First Strike review: Missile Command for the 21st Century

First Strike is a simple strategy game that allows players to be in command of a nuclear arsenal while facing other same arsenals.The goal of First Strike is to be the last nuclear power standing. For better or worse, there isn’t much to this game, so let’s jump in.

The really isn’t much of a story to speak of, beyond what I mentioned in the introduction. The layout of the game is very much akin to Google Earth, with a facsimile of our planet hanging otherwise near empty space. The countries and territories of the globe are broken up into Risk-style territories, consuming up either large or small swaths of land, at times shaped like commonly known countries, while at other times the territorial shapes aren’t recognizable. Players can spin the globe by swiping; infinitely on the Y-Axis and while not infinitely available to swipe on the X-Axis, players can rotate it more than is necessary (I presume that this is to keep players from viewing the globe in an upside-down fashion). Zooming in an out is accomplished by pinching, as one would when doing so in a mobile browser. This allows players the ability to quickly navigate the planet to issue orders to various territories.

When a player taps on a given territory, a hot-select style menu pops up offering several choices for what order is to be issued. From there, players can select Attack, Intercept (an incoming missile), Build (more missiles), Research (better/faster/longer range missiles, et al), and Expand (where a neighboring nation-state gets folded into your nation’s sphere of influence). When one of your territories is issued an order, they are tied up with that order and unable to do anything else until it’s completed, including intercepting incoming missiles. There is also a cool down period after launching a missile. This provides a bit of a challenge as it all happens in real time. Players will have to juggle which nations will perform research while others are stocked with missiles to either attack or intercept (if you do a lot of intercepting, it really does feel like a modern spin on Missile Command).

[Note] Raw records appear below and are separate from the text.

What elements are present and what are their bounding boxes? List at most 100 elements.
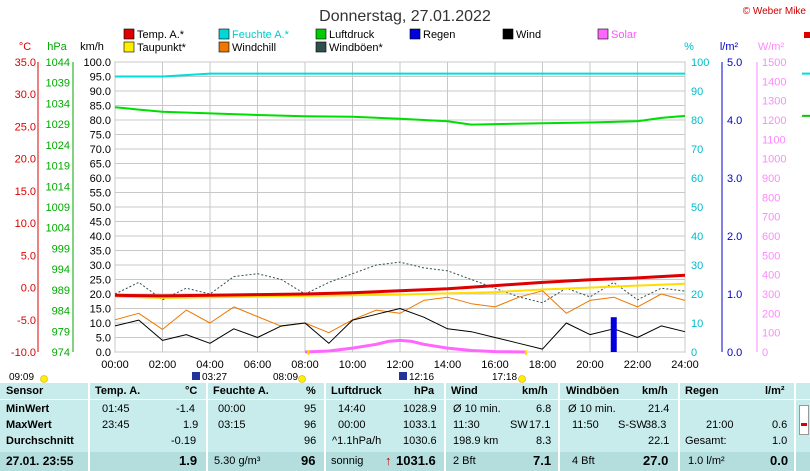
humidity-tick-label: 30 [691, 260, 703, 272]
press-min-time: 14:40 [338, 403, 366, 415]
legend-label: Windchill [232, 42, 276, 54]
hum-avg: 96 [304, 435, 317, 447]
rain-gauge-icon [799, 405, 809, 435]
axis-unit-label: W/m² [758, 41, 785, 53]
copyright-text: © Weber Mike [743, 6, 807, 17]
header-humidity: Feuchte A. [213, 385, 269, 397]
chart-title: Donnerstag, 27.01.2022 [319, 8, 491, 25]
wind-distance: 198.9 km [453, 435, 499, 447]
wind-tick-label: 85.0 [90, 101, 111, 113]
solar-tick-label: 800 [762, 192, 780, 204]
time-tick-label: 02:00 [149, 359, 177, 371]
wind-tick-label: 45.0 [90, 217, 111, 229]
solar-tick-label: 0 [762, 347, 768, 359]
header-rain: Regen [685, 385, 719, 397]
legend-label: Feuchte A.* [232, 29, 290, 41]
axis-unit-label: % [684, 41, 694, 53]
hum-abs: 5.30 g/m³ [214, 455, 261, 467]
humidity-tick-label: 70 [691, 144, 703, 156]
header-gust-unit: km/h [642, 385, 668, 397]
humidity-tick-label: 100 [691, 57, 709, 69]
time-tick-label: 16:00 [481, 359, 509, 371]
weather-chart: Donnerstag, 27.01.2022 © Weber Mike Temp… [9, 6, 810, 383]
wind-tick-label: 15.0 [90, 304, 111, 316]
humidity-tick-label: 60 [691, 173, 703, 185]
hum-min: 95 [304, 403, 317, 415]
legend-label: Taupunkt* [137, 42, 187, 54]
press-max-time: 00:00 [338, 419, 366, 431]
gust-avg-label: Ø 10 min. [568, 403, 616, 415]
header-rain-unit: l/m² [765, 385, 785, 397]
wind-max: 17.1 [529, 419, 551, 431]
weather-forecast: sonnig [331, 455, 364, 467]
wind-current: 7.1 [533, 453, 552, 468]
series-line-solar [304, 338, 526, 354]
wind-tick-label: 0.0 [96, 347, 111, 359]
rain-tick-label: 5.0 [727, 57, 742, 69]
rain-total: 1.0 [772, 435, 788, 447]
legend-label: Luftdruck [329, 29, 375, 41]
header-pressure: Luftdruck [331, 385, 382, 397]
moon-icon [192, 372, 200, 380]
solar-tick-label: 600 [762, 231, 780, 243]
pressure-tick-label: 1024 [46, 140, 70, 152]
col-separator [444, 383, 446, 471]
solar-tick-label: 400 [762, 270, 780, 282]
temp-tick-label: 0.0 [21, 283, 36, 295]
solar-tick-label: 700 [762, 212, 780, 224]
wind-tick-label: 75.0 [90, 130, 111, 142]
sun-moon-events: 09:09 03:27 08:09 12:16 17:18 [9, 350, 527, 383]
time-tick-label: 20:00 [576, 359, 604, 371]
humidity-tick-label: 90 [691, 86, 703, 98]
solar-tick-label: 900 [762, 173, 780, 185]
wind-tick-label: 80.0 [90, 115, 111, 127]
hum-current: 96 [301, 453, 316, 468]
sun-icon [298, 375, 306, 383]
temp-tick-label: 30.0 [15, 89, 36, 101]
wind-avg: 8.3 [536, 435, 552, 447]
time-tick-label: 04:00 [196, 359, 224, 371]
event-time-label: 03:27 [202, 372, 227, 383]
series-line-feuchtea [115, 72, 685, 78]
rain-bar [610, 317, 617, 352]
wind-tick-label: 60.0 [90, 173, 111, 185]
humidity-tick-label: 40 [691, 231, 703, 243]
humidity-tick-label: 50 [691, 202, 703, 214]
temp-min: -1.4 [176, 403, 195, 415]
humidity-tick-label: 20 [691, 289, 703, 301]
temp-tick-label: 35.0 [15, 57, 36, 69]
solar-tick-label: 1100 [762, 134, 786, 146]
wind-tick-label: 95.0 [90, 72, 111, 84]
pressure-tick-label: 979 [52, 326, 70, 338]
wind-bft: 2 Bft [453, 455, 476, 467]
rain-current: 0.0 [770, 453, 789, 468]
temp-tick-label: 5.0 [21, 250, 36, 262]
event-time-label: 09:09 [9, 372, 34, 383]
event-time-label: 17:18 [492, 372, 517, 383]
gust-avg: 22.1 [648, 435, 670, 447]
time-tick-label: 00:00 [101, 359, 129, 371]
legend-swatch [409, 28, 421, 40]
temp-tick-label: 10.0 [15, 218, 36, 230]
header-humidity-unit: % [306, 385, 316, 397]
series-line-taupunkt [114, 282, 686, 299]
legend-swatch [218, 41, 230, 53]
time-tick-label: 12:00 [386, 359, 414, 371]
time-tick-label: 10:00 [339, 359, 367, 371]
gust-min: 21.4 [648, 403, 670, 415]
press-current: 1031.6 [396, 453, 436, 468]
wind-tick-label: 25.0 [90, 275, 111, 287]
rain-max: 0.6 [772, 419, 788, 431]
legend-label: Temp. A.* [137, 29, 185, 41]
wind-tick-label: 10.0 [90, 318, 111, 330]
solar-tick-label: 1000 [762, 154, 786, 166]
axis-unit-label: km/h [80, 41, 104, 53]
pressure-tick-label: 1014 [46, 181, 70, 193]
header-sensor: Sensor [6, 385, 44, 397]
temp-current-marker [804, 32, 810, 38]
legend-label: Windböen* [329, 42, 384, 54]
pressure-tick-label: 1034 [46, 98, 70, 110]
temp-tick-label: 15.0 [15, 186, 36, 198]
wind-tick-label: 65.0 [90, 159, 111, 171]
pressure-tick-label: 1039 [46, 78, 70, 90]
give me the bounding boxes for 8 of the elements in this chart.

As a player’s sphere of influence grows, the challenge is to keep “all the balls in the air” by keeping an appropriate ratio and layout of territories busy, while others are watching and waiting. The tech tree for the game is simple, as you research one tech, the next one becomes available, in one of two fields that focus on more/better missiles, or the radar/targeting/tracking/early warning branch. Each of the branches has an end, but interestingly enough, players can’t have both ends. If you choose to research the final tech in one branch (a stealth bomber), the other one gets locked out (a super missile that can’t be intercepted), and vice versa. Lastly, there’s also a feature players (and the AI) can use called “First Strike”. It orders all of your territories to launch a missile at your target; doing so typically solicits reciprocity, with the end result not only being massive destruction but it also shakes the planet from so many simultaneous detonations.

So I’ve laid out just about everything that’s in the game. Again, there’s no plot to unravel. There is a negligible soundtrack. Players simply race to global domination by trading missiles. In the end, I found the game novel for a couple of playthroughs, but I’m hard pressed to recommend it beyond that, especially since the asking price is $3.99 in Google Play. Little is being offered, especially at that price.